In the previous section, we assumed the bespoke portfolio included constituents that were a subset of the 125 credits in one standard reference annex. In this section, we extend the example to a common situation where the bespoke index includes a mix of names from different regions, similar to a synthesis of North American CDX constituents and European iTraxx constituents.

It is customary to consider the correlation of the bespoke tranche to be related to the correlations for a standard CDX IG index, and a standard iTraxx index. We start by assuming a weight criterion between the reference indices. For example, we assume that the bespoke portfolio is approximately represented by a synthetic portfolio of 57% CDX and 43% iTraxx. This may be implemented in Findur by creating a composite ‘volatility’ definition to store the correlations. The composite definition has the standard CDX and iTraxx correlations as parents, using a formula of $0.57*CDX + 0.43*iTraxx$.

Just as before, we use a similar approach to price the bespoke CDO by identifying the terms of standard CDX and iTraxx deals that have equivalent ‘riskiness’ where riskiness is defined based on matching the expected TLP of the reference index and bespoke CDO.

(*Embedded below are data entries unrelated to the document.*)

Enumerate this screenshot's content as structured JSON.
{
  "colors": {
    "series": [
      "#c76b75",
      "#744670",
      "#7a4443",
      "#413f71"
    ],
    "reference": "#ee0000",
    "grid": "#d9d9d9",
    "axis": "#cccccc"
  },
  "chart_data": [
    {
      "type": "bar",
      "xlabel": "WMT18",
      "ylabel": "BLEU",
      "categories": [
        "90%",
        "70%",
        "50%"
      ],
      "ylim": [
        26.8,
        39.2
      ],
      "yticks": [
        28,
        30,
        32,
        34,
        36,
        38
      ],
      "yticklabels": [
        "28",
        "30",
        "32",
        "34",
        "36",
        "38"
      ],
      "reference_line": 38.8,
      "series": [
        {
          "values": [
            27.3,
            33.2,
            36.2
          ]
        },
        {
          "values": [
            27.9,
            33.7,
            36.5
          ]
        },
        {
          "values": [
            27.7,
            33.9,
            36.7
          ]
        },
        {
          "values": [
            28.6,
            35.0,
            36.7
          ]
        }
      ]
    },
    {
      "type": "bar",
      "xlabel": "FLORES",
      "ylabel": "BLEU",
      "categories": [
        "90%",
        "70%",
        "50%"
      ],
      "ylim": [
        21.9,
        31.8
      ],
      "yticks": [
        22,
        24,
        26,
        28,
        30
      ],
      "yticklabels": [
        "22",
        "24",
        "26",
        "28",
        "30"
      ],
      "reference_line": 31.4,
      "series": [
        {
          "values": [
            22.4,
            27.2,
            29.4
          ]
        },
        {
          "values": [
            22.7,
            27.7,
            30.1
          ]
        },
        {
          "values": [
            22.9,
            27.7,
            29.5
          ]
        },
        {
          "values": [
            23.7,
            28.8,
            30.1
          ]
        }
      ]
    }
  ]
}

The pricing routine uses a similar iterative method that was described in the previous section. A difference arises because it is necessary to identify the equivalent strikes on two reference indices, doubling the number of iterations.

Perform all of the steps described in the previous section to identify the equivalent attachment and detachment points for the CDX reference index. When it is necessary to calculate $TLP^{(bespoke, attachment)}$, be sure to apply the correlation used to price the CDX index deal to the iTraxx correlation surface. This is necessary because the bespoke deal, in memory, uses a composite correlation surface that has parents that include both the CDX and iTraxx correlations.

When the routine is complete, the solver has identified the correlations of the equivalent strikes of the CDX and iTraxx indices. These four correlations should be saved to the bespoke deal’s composite correlation surface’s parents.

\begin{matrix}
(\emph{CDX parent, equivalent attachment point}) \\
(\emph{CDX parent, equivalent detachment point})
\end{matrix}

\begin{matrix}
(\emph{iTraxx parent, equivalent attachment point}) \\
(\emph{iTraxx parent, equivalent detachment point})
\end{matrix}

## Results

A client that implemented this calibration routine in Findur had acceptance criteria defined based on spread delta residual to a legacy system pricing and to an external consultant’s results. At the time, CDOs were trading deep out of the money to pre-financial crisis levels (the client sold protection under the CDOs).

Implementation of the TLP calibration routine described here resulted in pricing tight enough to satisfy these acceptance criteria and complete the project deliverable.